"Setiap cinta akan membawa keresahan sendiri bagi sang perasa. Entah itu resah karena rindu yang belum berhak, atau karena belum bisa menyalurkannya pada tempat yang tepat. "
🍁🍁🍁
Libur panjang akhir semester telah selesai, kini rutinitas sekolah pun kembali bermula. Dengan semangat Hazna menuruni angkot yang membawanya menuju gedung bertingkat yang terletak di tengah kota. Bermodal beasiswa penuh yang ia dapatkan dari kecerdasannya, cukup untuknya bisa bersekolah di sini. Gedung elit yang tersohor karena fasilitasnya yang tinggi.
Awalnya Hazna sempat ragu, bisakah ia bersekolah di sini? Rasanya akan sulit untuk bisa akrab dengan siswi lain yang notabene dari kalangan terpandang. Tidak seperti dirinya yang hanya seorang anak dari tukang jahit kecil-kecilan. Namun, semua itu terbantahkan dengan kenyataan yang berbanding terbalik.
Pertemuan dengan Nisa dan Herin pada hari pertama kepindahannya, sangat ramah dan jauh dari kesan merendahkan. Dari situlah persahabatan ketiganya pun mulai bermula.
Hazna Zaira Annasya, seorang gadis berusia 18 tahun yang baru sekitar enam bulan ini di Jakarta. Sebuah prahara yang terjadi pada keluarga kecilnya membuat ia terlempar ke kota keras ini. Mengais secercah harap. Semoga duka dan luka yang terjadi kemarin, mengering bersama seiringnya sang waktu.
Perlahan, kaki jenjang yang tertutup rok panjang itu melangkah. Menyusuri koridor sekolah yang kian berliku. Senyum terulas dari bibirnya, mengingat perjumpaan kembali bersama kedua sahabat. Rasanya ia sudah tidak sabar, memupuk rindu, menyemai kembali canda tawa yang sempat terhalang karena liburan sekolah.

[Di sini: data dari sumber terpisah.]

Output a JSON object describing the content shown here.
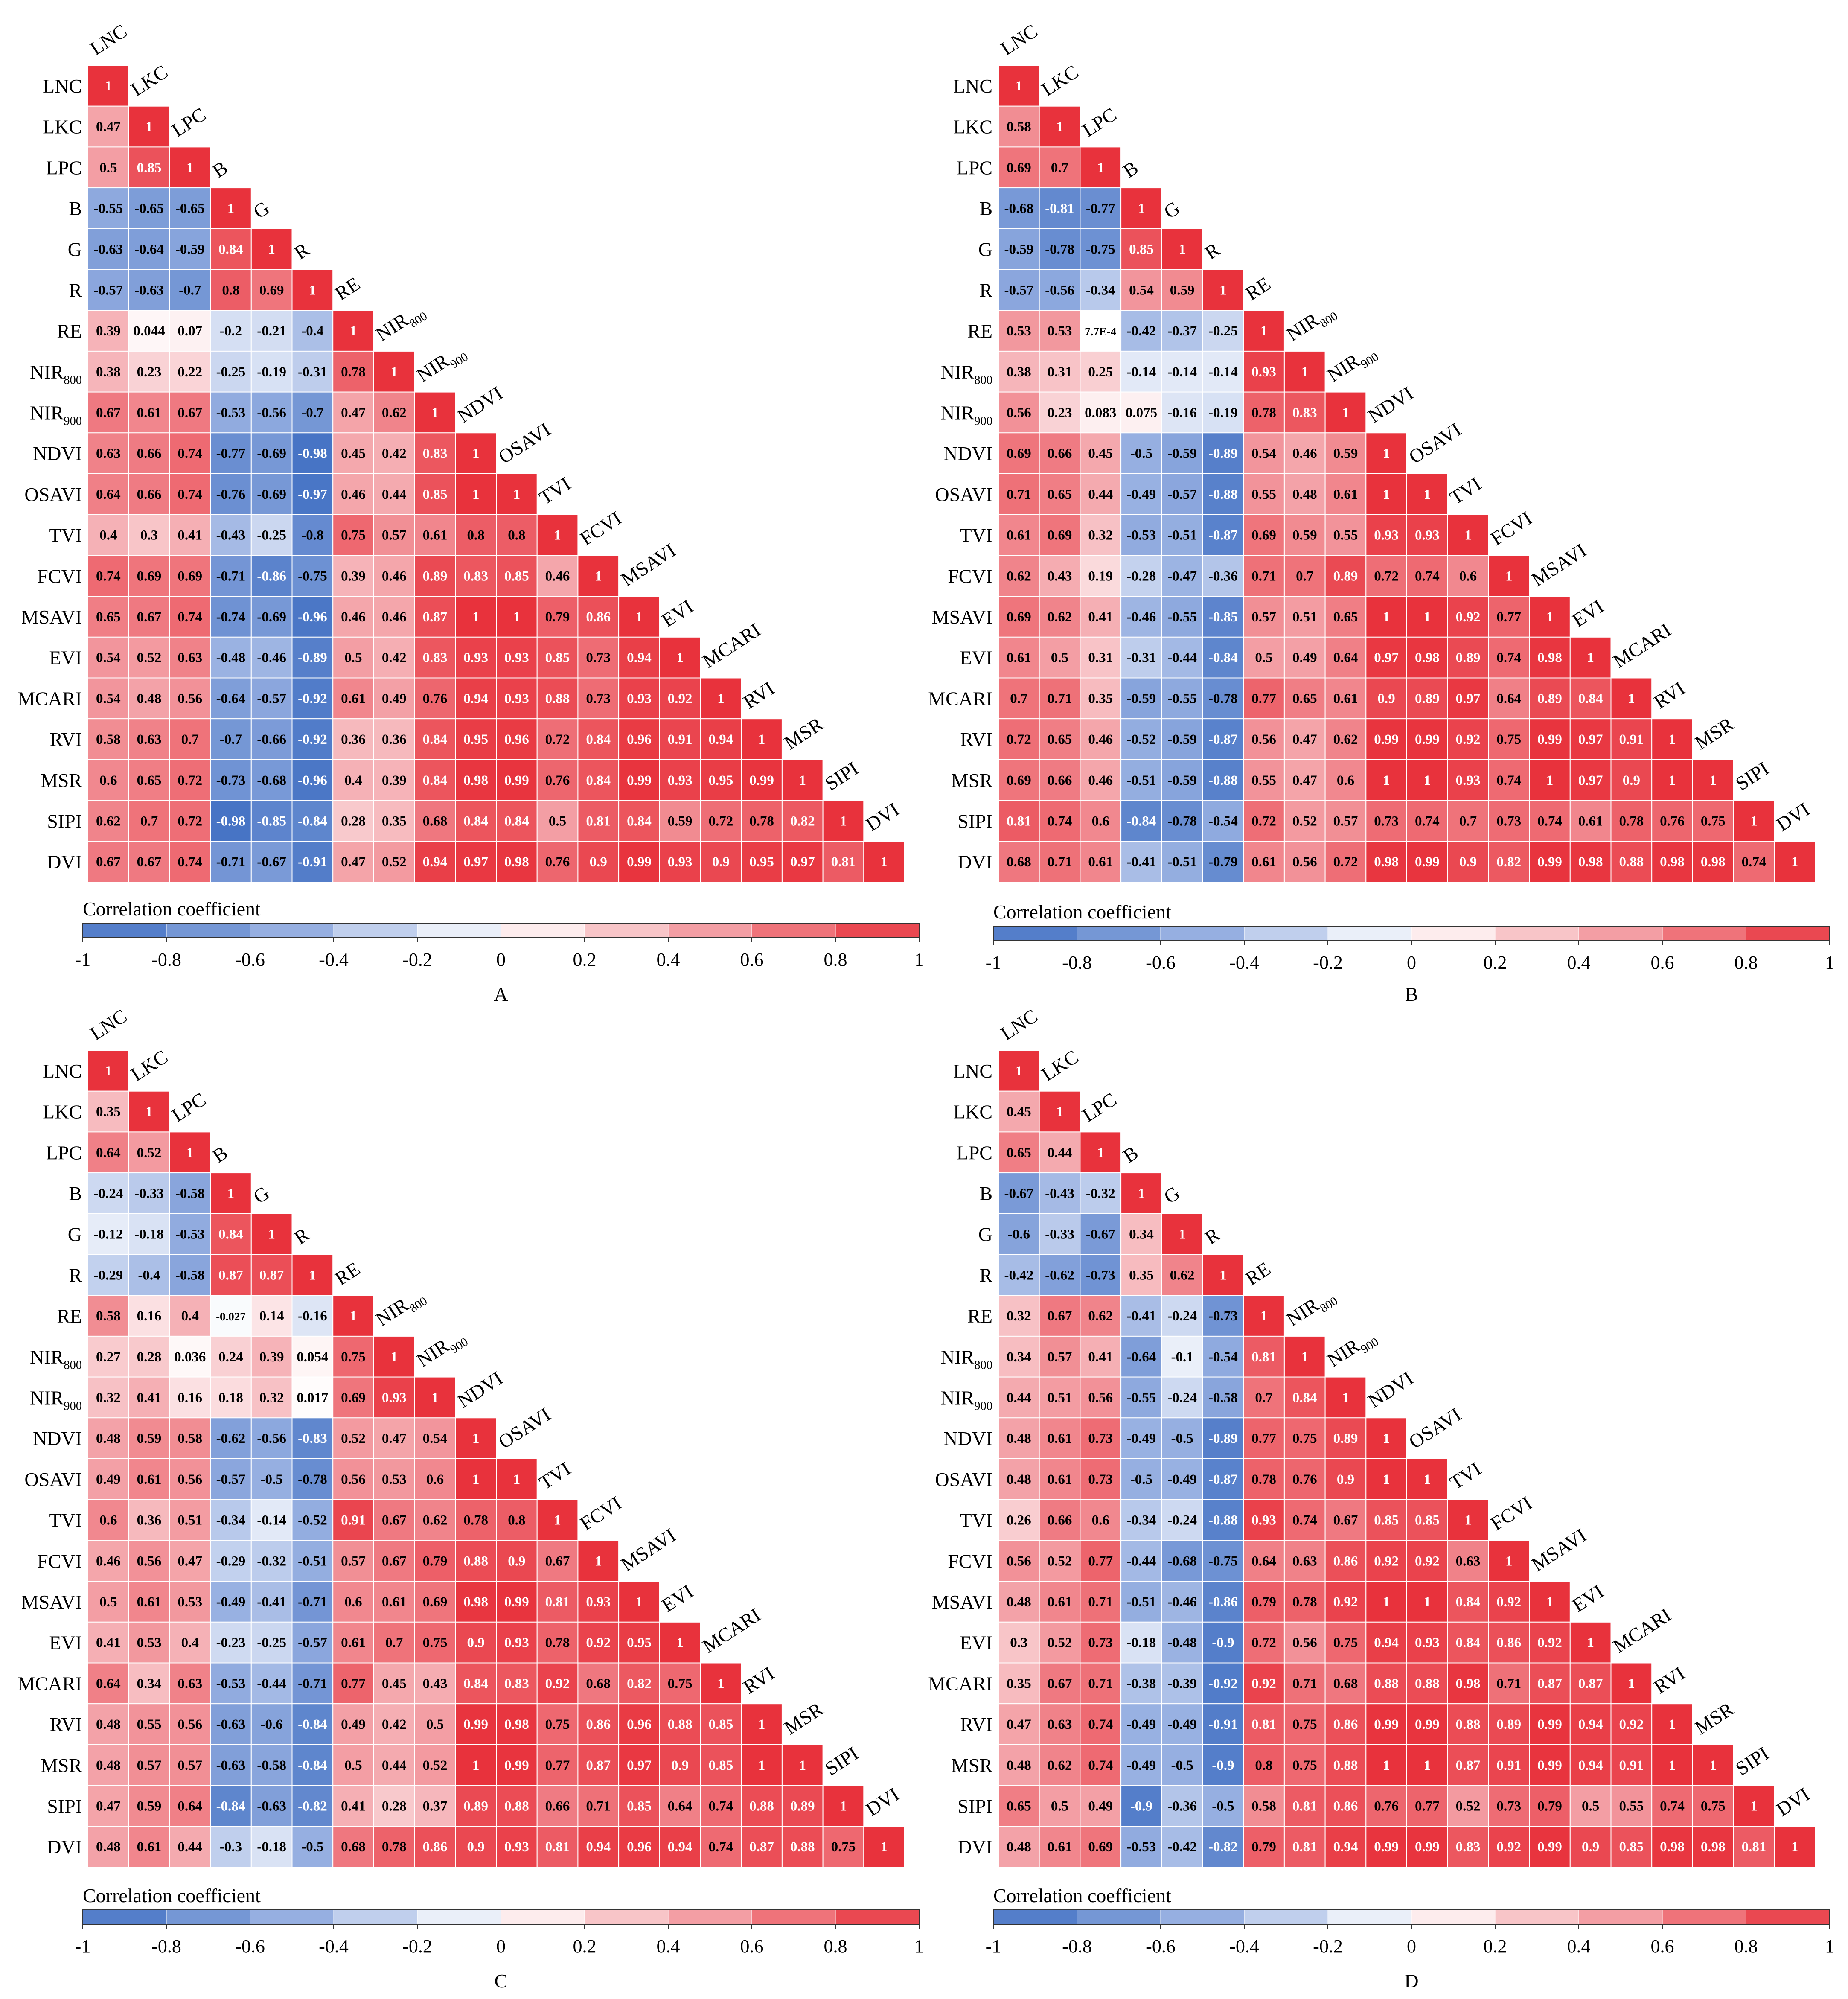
{
  "labels": [
    "LNC",
    "LKC",
    "LPC",
    "B",
    "G",
    "R",
    "RE",
    "NIR800",
    "NIR900",
    "NDVI",
    "OSAVI",
    "TVI",
    "FCVI",
    "MSAVI",
    "EVI",
    "MCARI",
    "RVI",
    "MSR",
    "SIPI",
    "DVI"
  ],
  "label_display": {
    "LNC": {
      "main": "LNC",
      "sub": ""
    },
    "LKC": {
      "main": "LKC",
      "sub": ""
    },
    "LPC": {
      "main": "LPC",
      "sub": ""
    },
    "B": {
      "main": "B",
      "sub": ""
    },
    "G": {
      "main": "G",
      "sub": ""
    },
    "R": {
      "main": "R",
      "sub": ""
    },
    "RE": {
      "main": "RE",
      "sub": ""
    },
    "NIR800": {
      "main": "NIR",
      "sub": "800"
    },
    "NIR900": {
      "main": "NIR",
      "sub": "900"
    },
    "NDVI": {
      "main": "NDVI",
      "sub": ""
    },
    "OSAVI": {
      "main": "OSAVI",
      "sub": ""
    },
    "TVI": {
      "main": "TVI",
      "sub": ""
    },
    "FCVI": {
      "main": "FCVI",
      "sub": ""
    },
    "MSAVI": {
      "main": "MSAVI",
      "sub": ""
    },
    "EVI": {
      "main": "EVI",
      "sub": ""
    },
    "MCARI": {
      "main": "MCARI",
      "sub": ""
    },
    "RVI": {
      "main": "RVI",
      "sub": ""
    },
    "MSR": {
      "main": "MSR",
      "sub": ""
    },
    "SIPI": {
      "main": "SIPI",
      "sub": ""
    },
    "DVI": {
      "main": "DVI",
      "sub": ""
    }
  },
  "colorbar": {
    "title": "Correlation coefficient",
    "ticks": [
      "-1",
      "-0.8",
      "-0.6",
      "-0.4",
      "-0.2",
      "0",
      "0.2",
      "0.4",
      "0.6",
      "0.8",
      "1"
    ],
    "colors": [
      "#4472c4",
      "#6b8fd4",
      "#92abdf",
      "#b8c9ea",
      "#dbe4f4",
      "#ffffff",
      "#fad4d7",
      "#f5aaaf",
      "#f17f87",
      "#ed555f",
      "#e8323c"
    ]
  },
  "chart_data": [
    {
      "type": "heatmap",
      "panel": "A",
      "rows": [
        [
          "1"
        ],
        [
          "0.47",
          "1"
        ],
        [
          "0.5",
          "0.85",
          "1"
        ],
        [
          "-0.55",
          "-0.65",
          "-0.65",
          "1"
        ],
        [
          "-0.63",
          "-0.64",
          "-0.59",
          "0.84",
          "1"
        ],
        [
          "-0.57",
          "-0.63",
          "-0.7",
          "0.8",
          "0.69",
          "1"
        ],
        [
          "0.39",
          "0.044",
          "0.07",
          "-0.2",
          "-0.21",
          "-0.4",
          "1"
        ],
        [
          "0.38",
          "0.23",
          "0.22",
          "-0.25",
          "-0.19",
          "-0.31",
          "0.78",
          "1"
        ],
        [
          "0.67",
          "0.61",
          "0.67",
          "-0.53",
          "-0.56",
          "-0.7",
          "0.47",
          "0.62",
          "1"
        ],
        [
          "0.63",
          "0.66",
          "0.74",
          "-0.77",
          "-0.69",
          "-0.98",
          "0.45",
          "0.42",
          "0.83",
          "1"
        ],
        [
          "0.64",
          "0.66",
          "0.74",
          "-0.76",
          "-0.69",
          "-0.97",
          "0.46",
          "0.44",
          "0.85",
          "1",
          "1"
        ],
        [
          "0.4",
          "0.3",
          "0.41",
          "-0.43",
          "-0.25",
          "-0.8",
          "0.75",
          "0.57",
          "0.61",
          "0.8",
          "0.8",
          "1"
        ],
        [
          "0.74",
          "0.69",
          "0.69",
          "-0.71",
          "-0.86",
          "-0.75",
          "0.39",
          "0.46",
          "0.89",
          "0.83",
          "0.85",
          "0.46",
          "1"
        ],
        [
          "0.65",
          "0.67",
          "0.74",
          "-0.74",
          "-0.69",
          "-0.96",
          "0.46",
          "0.46",
          "0.87",
          "1",
          "1",
          "0.79",
          "0.86",
          "1"
        ],
        [
          "0.54",
          "0.52",
          "0.63",
          "-0.48",
          "-0.46",
          "-0.89",
          "0.5",
          "0.42",
          "0.83",
          "0.93",
          "0.93",
          "0.85",
          "0.73",
          "0.94",
          "1"
        ],
        [
          "0.54",
          "0.48",
          "0.56",
          "-0.64",
          "-0.57",
          "-0.92",
          "0.61",
          "0.49",
          "0.76",
          "0.94",
          "0.93",
          "0.88",
          "0.73",
          "0.93",
          "0.92",
          "1"
        ],
        [
          "0.58",
          "0.63",
          "0.7",
          "-0.7",
          "-0.66",
          "-0.92",
          "0.36",
          "0.36",
          "0.84",
          "0.95",
          "0.96",
          "0.72",
          "0.84",
          "0.96",
          "0.91",
          "0.94",
          "1"
        ],
        [
          "0.6",
          "0.65",
          "0.72",
          "-0.73",
          "-0.68",
          "-0.96",
          "0.4",
          "0.39",
          "0.84",
          "0.98",
          "0.99",
          "0.76",
          "0.84",
          "0.99",
          "0.93",
          "0.95",
          "0.99",
          "1"
        ],
        [
          "0.62",
          "0.7",
          "0.72",
          "-0.98",
          "-0.85",
          "-0.84",
          "0.28",
          "0.35",
          "0.68",
          "0.84",
          "0.84",
          "0.5",
          "0.81",
          "0.84",
          "0.59",
          "0.72",
          "0.78",
          "0.82",
          "1"
        ],
        [
          "0.67",
          "0.67",
          "0.74",
          "-0.71",
          "-0.67",
          "-0.91",
          "0.47",
          "0.52",
          "0.94",
          "0.97",
          "0.98",
          "0.76",
          "0.9",
          "0.99",
          "0.93",
          "0.9",
          "0.95",
          "0.97",
          "0.81",
          "1"
        ]
      ]
    },
    {
      "type": "heatmap",
      "panel": "B",
      "rows": [
        [
          "1"
        ],
        [
          "0.58",
          "1"
        ],
        [
          "0.69",
          "0.7",
          "1"
        ],
        [
          "-0.68",
          "-0.81",
          "-0.77",
          "1"
        ],
        [
          "-0.59",
          "-0.78",
          "-0.75",
          "0.85",
          "1"
        ],
        [
          "-0.57",
          "-0.56",
          "-0.34",
          "0.54",
          "0.59",
          "1"
        ],
        [
          "0.53",
          "0.53",
          "7.7E-4",
          "-0.42",
          "-0.37",
          "-0.25",
          "1"
        ],
        [
          "0.38",
          "0.31",
          "0.25",
          "-0.14",
          "-0.14",
          "-0.14",
          "0.93",
          "1"
        ],
        [
          "0.56",
          "0.23",
          "0.083",
          "0.075",
          "-0.16",
          "-0.19",
          "0.78",
          "0.83",
          "1"
        ],
        [
          "0.69",
          "0.66",
          "0.45",
          "-0.5",
          "-0.59",
          "-0.89",
          "0.54",
          "0.46",
          "0.59",
          "1"
        ],
        [
          "0.71",
          "0.65",
          "0.44",
          "-0.49",
          "-0.57",
          "-0.88",
          "0.55",
          "0.48",
          "0.61",
          "1",
          "1"
        ],
        [
          "0.61",
          "0.69",
          "0.32",
          "-0.53",
          "-0.51",
          "-0.87",
          "0.69",
          "0.59",
          "0.55",
          "0.93",
          "0.93",
          "1"
        ],
        [
          "0.62",
          "0.43",
          "0.19",
          "-0.28",
          "-0.47",
          "-0.36",
          "0.71",
          "0.7",
          "0.89",
          "0.72",
          "0.74",
          "0.6",
          "1"
        ],
        [
          "0.69",
          "0.62",
          "0.41",
          "-0.46",
          "-0.55",
          "-0.85",
          "0.57",
          "0.51",
          "0.65",
          "1",
          "1",
          "0.92",
          "0.77",
          "1"
        ],
        [
          "0.61",
          "0.5",
          "0.31",
          "-0.31",
          "-0.44",
          "-0.84",
          "0.5",
          "0.49",
          "0.64",
          "0.97",
          "0.98",
          "0.89",
          "0.74",
          "0.98",
          "1"
        ],
        [
          "0.7",
          "0.71",
          "0.35",
          "-0.59",
          "-0.55",
          "-0.78",
          "0.77",
          "0.65",
          "0.61",
          "0.9",
          "0.89",
          "0.97",
          "0.64",
          "0.89",
          "0.84",
          "1"
        ],
        [
          "0.72",
          "0.65",
          "0.46",
          "-0.52",
          "-0.59",
          "-0.87",
          "0.56",
          "0.47",
          "0.62",
          "0.99",
          "0.99",
          "0.92",
          "0.75",
          "0.99",
          "0.97",
          "0.91",
          "1"
        ],
        [
          "0.69",
          "0.66",
          "0.46",
          "-0.51",
          "-0.59",
          "-0.88",
          "0.55",
          "0.47",
          "0.6",
          "1",
          "1",
          "0.93",
          "0.74",
          "1",
          "0.97",
          "0.9",
          "1",
          "1"
        ],
        [
          "0.81",
          "0.74",
          "0.6",
          "-0.84",
          "-0.78",
          "-0.54",
          "0.72",
          "0.52",
          "0.57",
          "0.73",
          "0.74",
          "0.7",
          "0.73",
          "0.74",
          "0.61",
          "0.78",
          "0.76",
          "0.75",
          "1"
        ],
        [
          "0.68",
          "0.71",
          "0.61",
          "-0.41",
          "-0.51",
          "-0.79",
          "0.61",
          "0.56",
          "0.72",
          "0.98",
          "0.99",
          "0.9",
          "0.82",
          "0.99",
          "0.98",
          "0.88",
          "0.98",
          "0.98",
          "0.74",
          "1"
        ]
      ]
    },
    {
      "type": "heatmap",
      "panel": "C",
      "rows": [
        [
          "1"
        ],
        [
          "0.35",
          "1"
        ],
        [
          "0.64",
          "0.52",
          "1"
        ],
        [
          "-0.24",
          "-0.33",
          "-0.58",
          "1"
        ],
        [
          "-0.12",
          "-0.18",
          "-0.53",
          "0.84",
          "1"
        ],
        [
          "-0.29",
          "-0.4",
          "-0.58",
          "0.87",
          "0.87",
          "1"
        ],
        [
          "0.58",
          "0.16",
          "0.4",
          "-0.027",
          "0.14",
          "-0.16",
          "1"
        ],
        [
          "0.27",
          "0.28",
          "0.036",
          "0.24",
          "0.39",
          "0.054",
          "0.75",
          "1"
        ],
        [
          "0.32",
          "0.41",
          "0.16",
          "0.18",
          "0.32",
          "0.017",
          "0.69",
          "0.93",
          "1"
        ],
        [
          "0.48",
          "0.59",
          "0.58",
          "-0.62",
          "-0.56",
          "-0.83",
          "0.52",
          "0.47",
          "0.54",
          "1"
        ],
        [
          "0.49",
          "0.61",
          "0.56",
          "-0.57",
          "-0.5",
          "-0.78",
          "0.56",
          "0.53",
          "0.6",
          "1",
          "1"
        ],
        [
          "0.6",
          "0.36",
          "0.51",
          "-0.34",
          "-0.14",
          "-0.52",
          "0.91",
          "0.67",
          "0.62",
          "0.78",
          "0.8",
          "1"
        ],
        [
          "0.46",
          "0.56",
          "0.47",
          "-0.29",
          "-0.32",
          "-0.51",
          "0.57",
          "0.67",
          "0.79",
          "0.88",
          "0.9",
          "0.67",
          "1"
        ],
        [
          "0.5",
          "0.61",
          "0.53",
          "-0.49",
          "-0.41",
          "-0.71",
          "0.6",
          "0.61",
          "0.69",
          "0.98",
          "0.99",
          "0.81",
          "0.93",
          "1"
        ],
        [
          "0.41",
          "0.53",
          "0.4",
          "-0.23",
          "-0.25",
          "-0.57",
          "0.61",
          "0.7",
          "0.75",
          "0.9",
          "0.93",
          "0.78",
          "0.92",
          "0.95",
          "1"
        ],
        [
          "0.64",
          "0.34",
          "0.63",
          "-0.53",
          "-0.44",
          "-0.71",
          "0.77",
          "0.45",
          "0.43",
          "0.84",
          "0.83",
          "0.92",
          "0.68",
          "0.82",
          "0.75",
          "1"
        ],
        [
          "0.48",
          "0.55",
          "0.56",
          "-0.63",
          "-0.6",
          "-0.84",
          "0.49",
          "0.42",
          "0.5",
          "0.99",
          "0.98",
          "0.75",
          "0.86",
          "0.96",
          "0.88",
          "0.85",
          "1"
        ],
        [
          "0.48",
          "0.57",
          "0.57",
          "-0.63",
          "-0.58",
          "-0.84",
          "0.5",
          "0.44",
          "0.52",
          "1",
          "0.99",
          "0.77",
          "0.87",
          "0.97",
          "0.9",
          "0.85",
          "1",
          "1"
        ],
        [
          "0.47",
          "0.59",
          "0.64",
          "-0.84",
          "-0.63",
          "-0.82",
          "0.41",
          "0.28",
          "0.37",
          "0.89",
          "0.88",
          "0.66",
          "0.71",
          "0.85",
          "0.64",
          "0.74",
          "0.88",
          "0.89",
          "1"
        ],
        [
          "0.48",
          "0.61",
          "0.44",
          "-0.3",
          "-0.18",
          "-0.5",
          "0.68",
          "0.78",
          "0.86",
          "0.9",
          "0.93",
          "0.81",
          "0.94",
          "0.96",
          "0.94",
          "0.74",
          "0.87",
          "0.88",
          "0.75",
          "1"
        ]
      ]
    },
    {
      "type": "heatmap",
      "panel": "D",
      "rows": [
        [
          "1"
        ],
        [
          "0.45",
          "1"
        ],
        [
          "0.65",
          "0.44",
          "1"
        ],
        [
          "-0.67",
          "-0.43",
          "-0.32",
          "1"
        ],
        [
          "-0.6",
          "-0.33",
          "-0.67",
          "0.34",
          "1"
        ],
        [
          "-0.42",
          "-0.62",
          "-0.73",
          "0.35",
          "0.62",
          "1"
        ],
        [
          "0.32",
          "0.67",
          "0.62",
          "-0.41",
          "-0.24",
          "-0.73",
          "1"
        ],
        [
          "0.34",
          "0.57",
          "0.41",
          "-0.64",
          "-0.1",
          "-0.54",
          "0.81",
          "1"
        ],
        [
          "0.44",
          "0.51",
          "0.56",
          "-0.55",
          "-0.24",
          "-0.58",
          "0.7",
          "0.84",
          "1"
        ],
        [
          "0.48",
          "0.61",
          "0.73",
          "-0.49",
          "-0.5",
          "-0.89",
          "0.77",
          "0.75",
          "0.89",
          "1"
        ],
        [
          "0.48",
          "0.61",
          "0.73",
          "-0.5",
          "-0.49",
          "-0.87",
          "0.78",
          "0.76",
          "0.9",
          "1",
          "1"
        ],
        [
          "0.26",
          "0.66",
          "0.6",
          "-0.34",
          "-0.24",
          "-0.88",
          "0.93",
          "0.74",
          "0.67",
          "0.85",
          "0.85",
          "1"
        ],
        [
          "0.56",
          "0.52",
          "0.77",
          "-0.44",
          "-0.68",
          "-0.75",
          "0.64",
          "0.63",
          "0.86",
          "0.92",
          "0.92",
          "0.63",
          "1"
        ],
        [
          "0.48",
          "0.61",
          "0.71",
          "-0.51",
          "-0.46",
          "-0.86",
          "0.79",
          "0.78",
          "0.92",
          "1",
          "1",
          "0.84",
          "0.92",
          "1"
        ],
        [
          "0.3",
          "0.52",
          "0.73",
          "-0.18",
          "-0.48",
          "-0.9",
          "0.72",
          "0.56",
          "0.75",
          "0.94",
          "0.93",
          "0.84",
          "0.86",
          "0.92",
          "1"
        ],
        [
          "0.35",
          "0.67",
          "0.71",
          "-0.38",
          "-0.39",
          "-0.92",
          "0.92",
          "0.71",
          "0.68",
          "0.88",
          "0.88",
          "0.98",
          "0.71",
          "0.87",
          "0.87",
          "1"
        ],
        [
          "0.47",
          "0.63",
          "0.74",
          "-0.49",
          "-0.49",
          "-0.91",
          "0.81",
          "0.75",
          "0.86",
          "0.99",
          "0.99",
          "0.88",
          "0.89",
          "0.99",
          "0.94",
          "0.92",
          "1"
        ],
        [
          "0.48",
          "0.62",
          "0.74",
          "-0.49",
          "-0.5",
          "-0.9",
          "0.8",
          "0.75",
          "0.88",
          "1",
          "1",
          "0.87",
          "0.91",
          "0.99",
          "0.94",
          "0.91",
          "1",
          "1"
        ],
        [
          "0.65",
          "0.5",
          "0.49",
          "-0.9",
          "-0.36",
          "-0.5",
          "0.58",
          "0.81",
          "0.86",
          "0.76",
          "0.77",
          "0.52",
          "0.73",
          "0.79",
          "0.5",
          "0.55",
          "0.74",
          "0.75",
          "1"
        ],
        [
          "0.48",
          "0.61",
          "0.69",
          "-0.53",
          "-0.42",
          "-0.82",
          "0.79",
          "0.81",
          "0.94",
          "0.99",
          "0.99",
          "0.83",
          "0.92",
          "0.99",
          "0.9",
          "0.85",
          "0.98",
          "0.98",
          "0.81",
          "1"
        ]
      ]
    }
  ]
}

Bukan hanya itu, rindunya juga tertuju pada seorang siswa dengan paras rupawan, yang telah sukses merenggut setengah hatinya. Langkah itu terhenti sejenak tepat di depan ruang kelas XII IPS, menatap sekilas sosok itu yang tengah terduduk di kursinya. Ia tampak sibuk dengan buku, berbeda dengan teman-temannya yang begitu ramai menumpahkan rindu.
Hazna tersenyum sejenak, detik berikutnya ia memalingkan wajah. Menetralkan debar jantungnya yang kian menggila. Hal yang selalu terjadi bila ia teringat akan sosok itu. Segera ia melirihkan istighfar, menyadari hal yang dilakukannya tak benar. Memandang seorang lelaki yang bukan mahram, tanpa keperluan, apalagi dibarengi dengan keinginan ... ah, entahlah. Dia belum berpikir terlalu jauh. Hanya saja pesona lelaki itu cukup mengusik hatinya.
Nizar, seorang ketua rohis yang kini tak lagi memegang jabatannya, sebab telah ada ketua baru yang menggantikan. Namun, kewibawaannya dalam memimpin kepanitiaan tak perlu diragukan lagi. Ia cukup lihai dalam itu. Apalagi ditambah dengan predikat shalih yang ia dapatkan menambah nilai plus untuknya.
Segera Hazna menjauh dari hadapan kelas tersebut, takut rutinitasnya tertangkap basah oleh orang lain. Bagaimana pun juga ia bukan wanita yang tak tahu malu, yang rela mengemis cinta manusia hanya demi kepuasan sesaat.
Netranya tampak berbinar kala mendapati kedua sahabat yang dirindukan tengah berlari ke arahnya.
"Hazna!" panggil mereka.
"Nisa, Herin."
Setelah berhadapan, mereka langsung berpelukan. Menumpahkan rindu.
"Ih, kangen banget, deh, gue sama lo, Haz," ucap Nisa.
"Aku juga kangen banget sama kalian berdua. Kalian apa kabar?" tanya Hazna.
"Alhamdulillah, gue baik. Baik banget malah. Hihi," jawab Nisa.
"Gak usah dibilangin itu mah, keliatan dari postur lo tuh. Bahagia banget keknya," sahut Herin, sembari menatap tubuh Nisa yang mulai gemukan. Sesaat kemudian ia terkekeh mendapati Nisa melotot ke arahnya.